Bien que le désir de préserver le parfum puisse être nouveau pour beaucoup, l'idée gagne tranquillement la faveur dans certaines parties de l'Europe. À l'exposition Fleeting—Scents in Colour, situé dans le musée Mauritshuis aux Pays-Bas, les visiteurs ont droit à une visite historique du monde à voir et à sentir. La pandémie n'a pas découragé les conservateurs du musée; maintenant, les gens peuvent payer pour se faire livrer une boîte de parfum à domicile, en leur donnant l'occasion de s'immerger dans le pong et le parfum du XVIIe siècle en visitant l'exposition en ligne.
Une autre mesure de sauvegarde des odeurs qui caractérisent un certain mode de vie a été récemment franchie en France, lorsqu'une loi a été adoptée pour protéger les sons et les odeurs de la campagne. Cela faisait suite à des années de plaintes selon lesquelles les paysages sensoriels dominants étaient offensants. Presque toutes les plaintes, et les poursuites qui en ont résulté, ont été amenés par les nouveaux arrivants de la ville. La nouvelle loi vise à définir et à protéger le patrimoine sensoriel de la France rurale.

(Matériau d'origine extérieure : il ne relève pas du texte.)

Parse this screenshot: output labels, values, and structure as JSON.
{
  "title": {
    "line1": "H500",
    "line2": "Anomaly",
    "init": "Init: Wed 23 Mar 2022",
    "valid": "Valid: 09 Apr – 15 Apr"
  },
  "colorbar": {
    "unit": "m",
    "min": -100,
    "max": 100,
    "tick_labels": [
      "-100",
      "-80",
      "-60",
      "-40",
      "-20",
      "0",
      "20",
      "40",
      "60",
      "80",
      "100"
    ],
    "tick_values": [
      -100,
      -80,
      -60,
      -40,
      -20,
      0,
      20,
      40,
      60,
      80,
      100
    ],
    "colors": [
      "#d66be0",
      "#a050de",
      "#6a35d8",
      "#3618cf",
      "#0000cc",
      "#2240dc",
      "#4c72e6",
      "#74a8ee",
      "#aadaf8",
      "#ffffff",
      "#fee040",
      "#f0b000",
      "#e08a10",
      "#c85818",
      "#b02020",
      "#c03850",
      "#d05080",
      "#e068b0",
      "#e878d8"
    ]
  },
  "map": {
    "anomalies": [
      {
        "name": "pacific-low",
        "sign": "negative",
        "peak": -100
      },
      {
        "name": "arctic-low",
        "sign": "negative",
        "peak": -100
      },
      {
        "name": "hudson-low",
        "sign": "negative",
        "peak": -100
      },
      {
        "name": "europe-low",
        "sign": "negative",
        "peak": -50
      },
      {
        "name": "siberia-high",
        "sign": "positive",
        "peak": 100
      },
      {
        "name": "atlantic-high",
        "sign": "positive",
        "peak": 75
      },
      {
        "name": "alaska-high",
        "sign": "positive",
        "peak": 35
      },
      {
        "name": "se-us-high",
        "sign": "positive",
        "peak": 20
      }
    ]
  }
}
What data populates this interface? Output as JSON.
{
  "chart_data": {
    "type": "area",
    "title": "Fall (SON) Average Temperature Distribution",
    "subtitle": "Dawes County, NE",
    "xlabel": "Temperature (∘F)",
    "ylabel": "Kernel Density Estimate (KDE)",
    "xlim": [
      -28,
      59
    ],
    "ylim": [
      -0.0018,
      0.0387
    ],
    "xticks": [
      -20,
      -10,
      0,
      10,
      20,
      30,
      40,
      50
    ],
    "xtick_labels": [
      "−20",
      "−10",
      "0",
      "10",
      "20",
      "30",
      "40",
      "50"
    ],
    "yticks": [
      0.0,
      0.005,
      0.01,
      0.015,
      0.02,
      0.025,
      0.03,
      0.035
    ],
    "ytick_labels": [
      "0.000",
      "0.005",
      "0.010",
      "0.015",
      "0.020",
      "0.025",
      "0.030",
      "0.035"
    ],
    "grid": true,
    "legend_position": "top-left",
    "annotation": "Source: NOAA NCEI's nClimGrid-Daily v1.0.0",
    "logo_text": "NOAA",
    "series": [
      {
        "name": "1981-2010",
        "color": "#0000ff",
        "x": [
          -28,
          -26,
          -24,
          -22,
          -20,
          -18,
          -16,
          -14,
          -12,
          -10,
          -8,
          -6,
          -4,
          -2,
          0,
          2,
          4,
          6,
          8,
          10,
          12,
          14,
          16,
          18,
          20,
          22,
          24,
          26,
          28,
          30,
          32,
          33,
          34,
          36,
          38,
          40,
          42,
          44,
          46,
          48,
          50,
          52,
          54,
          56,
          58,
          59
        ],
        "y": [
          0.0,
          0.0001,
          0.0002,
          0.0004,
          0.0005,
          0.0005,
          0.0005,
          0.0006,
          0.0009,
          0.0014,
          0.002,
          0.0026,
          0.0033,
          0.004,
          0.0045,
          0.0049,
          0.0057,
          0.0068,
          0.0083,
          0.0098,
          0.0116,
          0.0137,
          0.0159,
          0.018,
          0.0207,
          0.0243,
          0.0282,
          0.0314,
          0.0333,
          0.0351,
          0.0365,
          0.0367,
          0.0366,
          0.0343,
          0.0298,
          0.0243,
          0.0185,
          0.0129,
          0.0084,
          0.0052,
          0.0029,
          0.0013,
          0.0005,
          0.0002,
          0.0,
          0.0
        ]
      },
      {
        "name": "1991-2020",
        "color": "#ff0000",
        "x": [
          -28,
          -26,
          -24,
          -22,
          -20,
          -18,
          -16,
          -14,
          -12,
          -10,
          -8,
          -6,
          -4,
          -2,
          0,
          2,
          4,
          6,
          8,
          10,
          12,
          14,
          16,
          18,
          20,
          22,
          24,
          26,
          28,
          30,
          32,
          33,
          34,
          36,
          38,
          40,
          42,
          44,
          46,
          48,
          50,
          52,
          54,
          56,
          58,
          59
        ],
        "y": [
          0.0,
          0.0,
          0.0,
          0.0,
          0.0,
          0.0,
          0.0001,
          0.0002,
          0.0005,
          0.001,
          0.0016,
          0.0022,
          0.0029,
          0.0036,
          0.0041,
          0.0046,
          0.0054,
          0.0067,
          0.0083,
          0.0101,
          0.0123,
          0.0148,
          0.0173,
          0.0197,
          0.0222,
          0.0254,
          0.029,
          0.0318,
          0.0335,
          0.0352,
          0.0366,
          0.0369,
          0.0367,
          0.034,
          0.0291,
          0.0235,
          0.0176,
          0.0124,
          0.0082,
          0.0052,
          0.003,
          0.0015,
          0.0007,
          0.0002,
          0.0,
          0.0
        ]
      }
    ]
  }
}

"Les gens qui déménageaient à la campagne protestaient contre le bruit des coqs et l'odeur du fumier, mais maintenant ce lien important entre les animaux et les humains sera protégé, " dit le Dr Bembibre, ajoutant que le maintien d'un lien entre les humains et l'odeur des animaux d'élevage peut jouer un rôle important dans le bien-être des animaux."
Le professeur Leemans a ajouté, "Dans certains pays, il y a beaucoup de discussions sur le fait que les petites villes soient protégées des fermes qui élèvent les animaux qu'elles mangent, mais les gens ont moins de connexion affective (lien émotionnel positif) avec les animaux à l'intérieur lorsqu'ils ne peuvent pas les sentir - ils ne pensent pas ou ne se sentent pas responsables du traitement des poulets à l'intérieur d'une ferme avicole lorsqu'ils sont complètement isolés. Il y a un argument de poids pour conserver l'odeur car c'est un moyen important de sensibiliser les gens à ce qui se passe dans le monde animal qui les entoure."